A Palestinian girl, wounded in an Israeli strike that killed people, who gathered to collect water from a distribution point, according to medics, receives treatment at Al-Awda Hospital in Nuseirat in the central Gaza Strip July 13, 2025. REUTERS/Stringer
A Palestinian girl, wounded in an Israeli strike that killed people, who gathered to collect water from a distribution point, according to medics, receives treatment at Al-Awda Hospital in Nuseirat in the central Gaza Strip July 13, 2025. REUTERS/Stringer

Gaza's civil defense agency said Israeli airstrikes on Sunday killed at least 29 Palestinians, including six children near a water distribution point.

The attacks came with apparent deadlock in a week of indirect talks in Qatar between Israel and the Palestinian militant group Hamas for a ceasefire in the territory.

Civil defense spokesman Mahmud Bassal told AFP that Gaza City was hit by several strikes overnight and in the early morning, killing eight, "including women and children" and wounding others.

An Israeli airstrike hit a family home near the Nuseirat refugee camp, south of Gaza City, resulting in "10 martyrs and several injured", Bassal said.
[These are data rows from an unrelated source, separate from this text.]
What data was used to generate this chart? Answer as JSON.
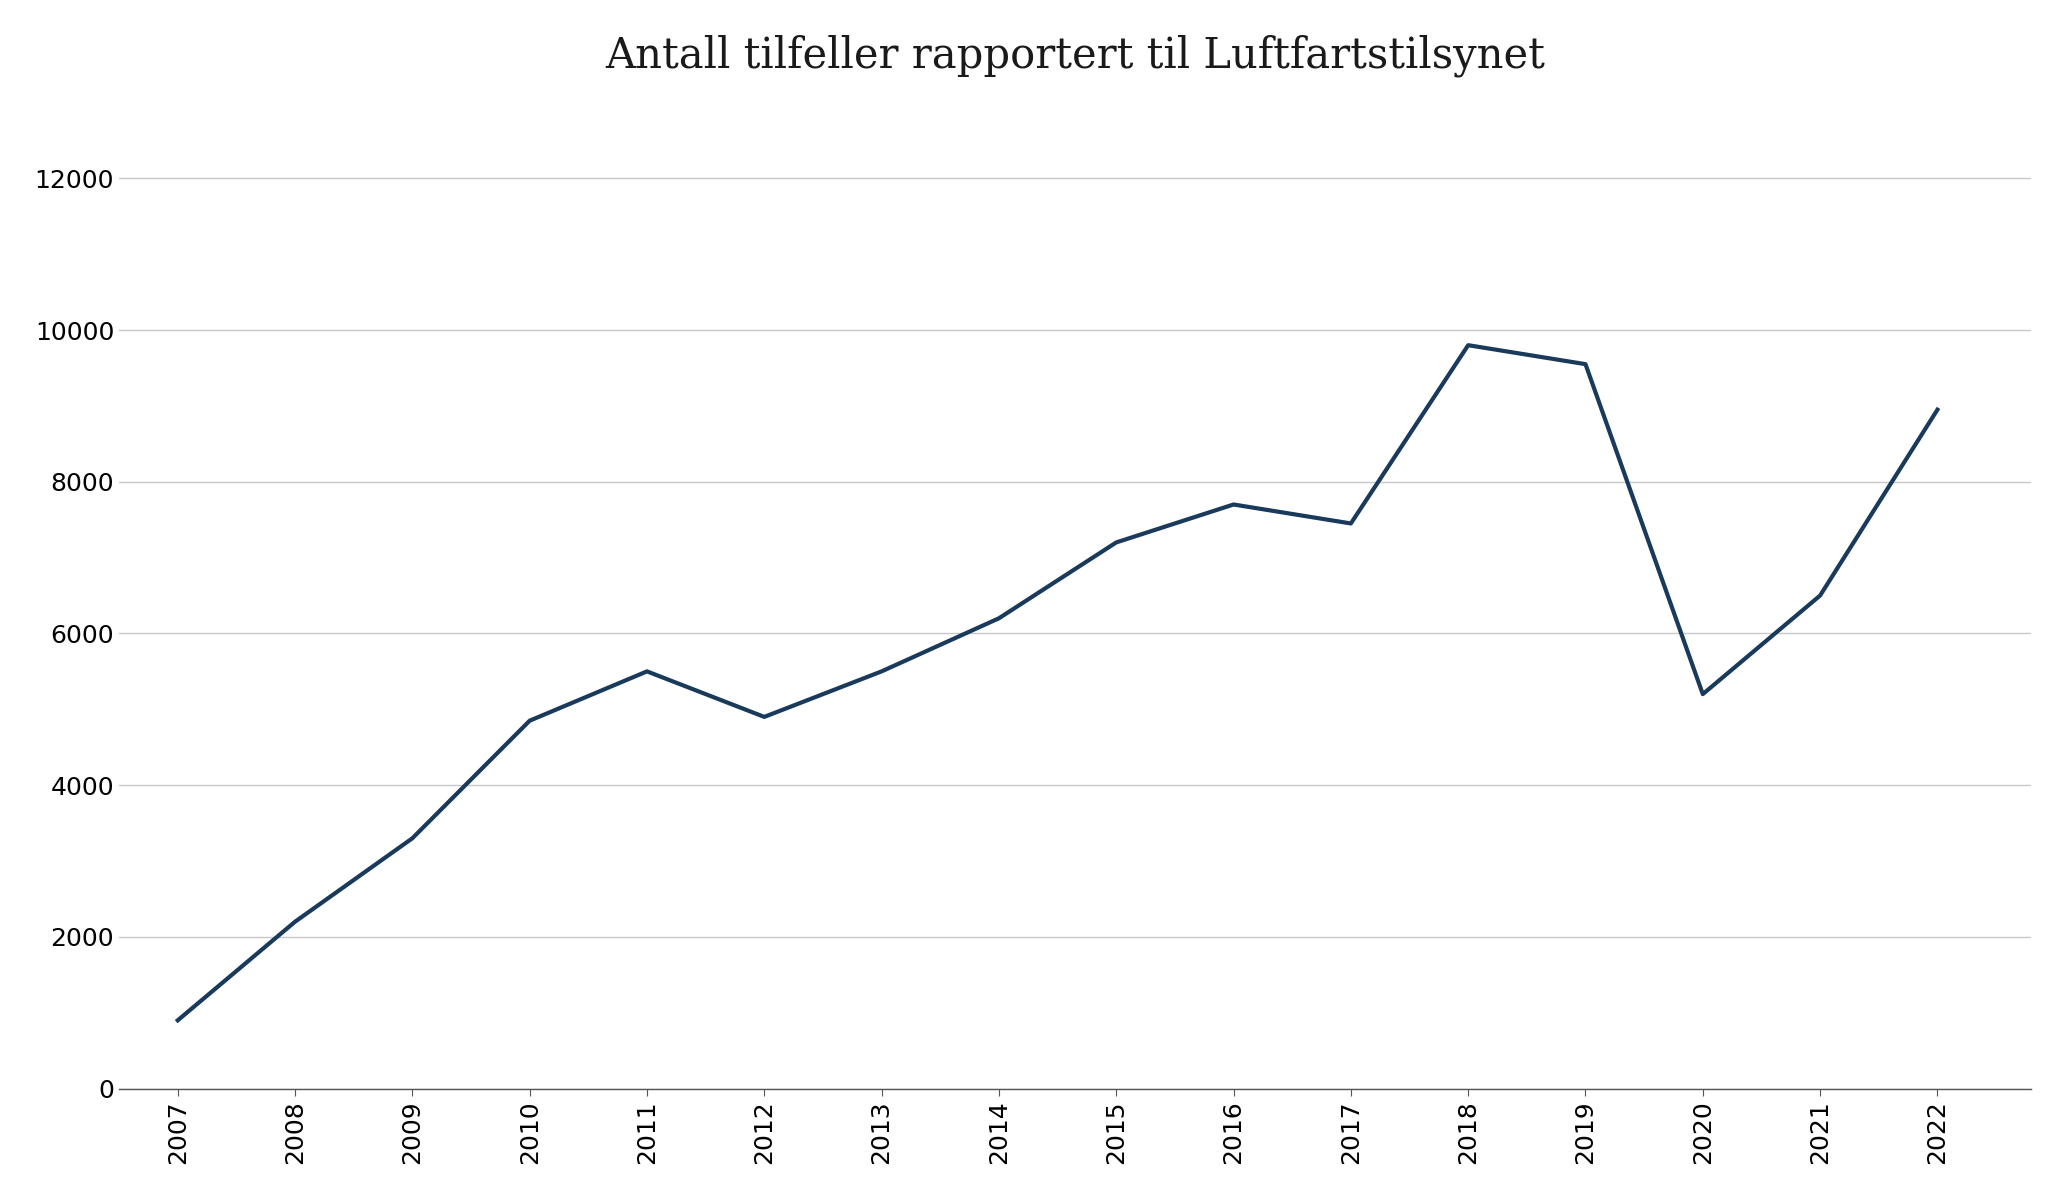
{
  "title": "Antall tilfeller rapportert til Luftfartstilsynet",
  "years": [
    2007,
    2008,
    2009,
    2010,
    2011,
    2012,
    2013,
    2014,
    2015,
    2016,
    2017,
    2018,
    2019,
    2020,
    2021,
    2022
  ],
  "values": [
    900,
    2200,
    3300,
    4850,
    5500,
    4900,
    5500,
    6200,
    7200,
    7700,
    7450,
    9800,
    9550,
    5200,
    6500,
    8950
  ],
  "line_color": "#1a3a5c",
  "line_width": 3.0,
  "background_color": "#ffffff",
  "grid_color": "#c8c8c8",
  "ylim": [
    0,
    13000
  ],
  "yticks": [
    0,
    2000,
    4000,
    6000,
    8000,
    10000,
    12000
  ],
  "title_fontsize": 30,
  "tick_fontsize": 18,
  "spine_color": "#555555"
}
In central Gaza, six children were among eight people killed when a drone "hit a potable water distribution point in an area for displaced people" in the Nuseirat camp, he added.

Several other people were wounded, he said.

In the territory's south, three people were killed when Israeli jets hit a tent sheltering displaced Palestinians in the coastal Al-Mawasi area, according to the civil defense spokesman.

There was no immediate comment from the Israeli military, which has recently intensified its operations across Gaza, more than 21 months into the war triggered by Hamas's October 2023 attack.

On Saturday, the military said fighter jets had hit more than 35 "Hamas terror targets" around Beit Hanun in northern Gaza.

The vast majority of Gaza's population of more than two million people have been displaced at least once during the war, which has created dire humanitarian conditions in the territory.

Media restrictions in Gaza and difficulties accessing many areas mean AFP is unable to independently verify tolls and details provided by the civil defense agency and other parties.